What is irritating is when you try to start something, but because demotivation has set into other aspects of your work, it creeps into work that you care more about. The creative energy comes from being productive all around, but by not putting full effort into one creative production it takes away from all creative productions. Maybe it’s a part of the self that worries I’m shirking responsibility causing myself to not write with a clear mind and further blocking the creativity to flow, or that I don’t deserve to be personally creative when I’m not being professionally creative. It’s not about being Creatively Stagnant or Creatively Irresponsible, but I feel that I’m being Creatively Demotivated. Bouncing around from idea to idea, but having little motivation to expound and fulfill each idea.

Maslow's Hierarchy of Needs

Whenever being creative comes up, I’m always brought back to Maslow’s Hierarchy of Needs. I’m brought back to this more and more often because finding happiness from creativity and purpose comes as a very in-essential need of the human life.

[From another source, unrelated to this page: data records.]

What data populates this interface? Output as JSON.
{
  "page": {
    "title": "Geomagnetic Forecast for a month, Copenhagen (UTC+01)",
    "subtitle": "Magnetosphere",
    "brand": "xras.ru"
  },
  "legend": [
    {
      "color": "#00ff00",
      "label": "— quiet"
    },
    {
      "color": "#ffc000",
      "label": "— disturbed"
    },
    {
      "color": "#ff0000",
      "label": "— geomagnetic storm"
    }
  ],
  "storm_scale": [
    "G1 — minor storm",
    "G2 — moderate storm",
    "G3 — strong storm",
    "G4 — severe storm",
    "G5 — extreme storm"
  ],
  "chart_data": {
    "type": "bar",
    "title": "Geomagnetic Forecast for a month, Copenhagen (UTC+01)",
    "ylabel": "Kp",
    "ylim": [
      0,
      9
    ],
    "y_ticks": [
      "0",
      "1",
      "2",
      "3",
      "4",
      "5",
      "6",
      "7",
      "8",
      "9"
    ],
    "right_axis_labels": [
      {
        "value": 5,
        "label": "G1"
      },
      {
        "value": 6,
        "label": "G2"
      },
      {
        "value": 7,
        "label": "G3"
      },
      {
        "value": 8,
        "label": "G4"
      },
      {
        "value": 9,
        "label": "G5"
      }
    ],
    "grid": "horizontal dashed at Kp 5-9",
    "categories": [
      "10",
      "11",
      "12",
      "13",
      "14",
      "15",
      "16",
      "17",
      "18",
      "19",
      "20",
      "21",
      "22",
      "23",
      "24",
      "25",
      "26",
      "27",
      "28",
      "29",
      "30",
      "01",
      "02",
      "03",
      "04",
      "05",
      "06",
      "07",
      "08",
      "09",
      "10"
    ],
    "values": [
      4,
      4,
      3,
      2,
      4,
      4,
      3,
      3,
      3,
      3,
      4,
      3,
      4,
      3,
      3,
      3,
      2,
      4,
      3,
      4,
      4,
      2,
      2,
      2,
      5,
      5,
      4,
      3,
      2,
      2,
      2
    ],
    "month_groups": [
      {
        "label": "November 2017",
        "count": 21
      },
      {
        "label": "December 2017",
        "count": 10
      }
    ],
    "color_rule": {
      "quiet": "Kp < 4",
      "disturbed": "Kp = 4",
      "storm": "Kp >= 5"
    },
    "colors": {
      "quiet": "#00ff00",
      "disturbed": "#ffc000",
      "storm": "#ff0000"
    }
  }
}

When I listen to podcasts like the Joe Rogan Experience where the topic of Subsistence shows come up often, or “Happy People” from Werner Herzog where people live essentially with the tools and expertise of the 1800s, they emphasis that the people living in these communities that focus more on their physical needs than their psychological ones are living much happier lives than those in a more civilized, modernized community. I’m not going to say that I’m the first one to bring the two together, but I guess it’s a sign of how good our lives are. I have everything needed to live a physically stress free life. I have food, water, warmth. I’m healthy and have employment. Many of the base needs are already met, so we search higher on the pyramid to find things that are more fulfilling.

The base of the pyramid fulfills our physical needs and the higher we go, we search for psychological fulfillment. And when the base of that pyramid gets shaken, the stability of the whole pyramid gets shaken. And I guess that is why I’m focused on this pyramid for the moment, because my foundation is being destroyed and rebuilt again. Starting Mid-July, I’m transitioning to a new job, which requires a long distance move, which requires a lot of interpersonal and intrapersonal changes to happen. I’m changing homes several times over the next few months and the majority of my belongings won’t be nearby to remind me of my past in a subconscious, non-obtrusive background music sort of way. The friends that I’ve tried to cultivate meaningful relationships with won’t be nearby which may further fracture any sort of active communication that we already exercise. My parents will be further away than before, making it hard to plan anytime to see them without knowing what my commitments are post-move. I won’t be working for a few weeks which changes up my creative routine dramatically. The bases of my pyramid are crumbling for the time being and it’s never easy to assume that it’ll be as well structured as before. Maybe it’s a fault that I built my physical and social needs so broadly that moving causes the base to shrink so dramatically. It makes me ever wonder how some people can live out of their suitcase for years, ready to move to the next adventure, but then looking at Maslow’s pyramid it makes me wonder how strong of a base they have when the top, their psychological needs, comes crumbling over; or, if they have any psychological needs at all. “Up in the Air” was a movie that explored this to a fair degree, where by finding needs higher in the hierarchy it requires a strong base to support the self.

Creativity is also partly like a muscle. You have to exercise your creativity in order for creativity to work more easily. So even though I don’t see myself producing much creative work in the meantime, I’ll keep showing up and trying to get something out, so that when I do come back, my writing won’t be so clunky, my thoughts blocky, my fingers dumbfounded.

Life change creates holes that were once filled but also exposes holes that were unnoticed before. Fresh perspective helps us understand what we want from our lives and what was missing. Meeting new people, seeing different things, continuously learning and understanding the perspectives of those other than ourselves helps to give us a change in perspective. I say this partially to comfort myself but to also remind myself that change is scary but change is refreshing as well. Change may be scary, but it isn’t something to fear. Creativity is hard, but it isn’t something to put off.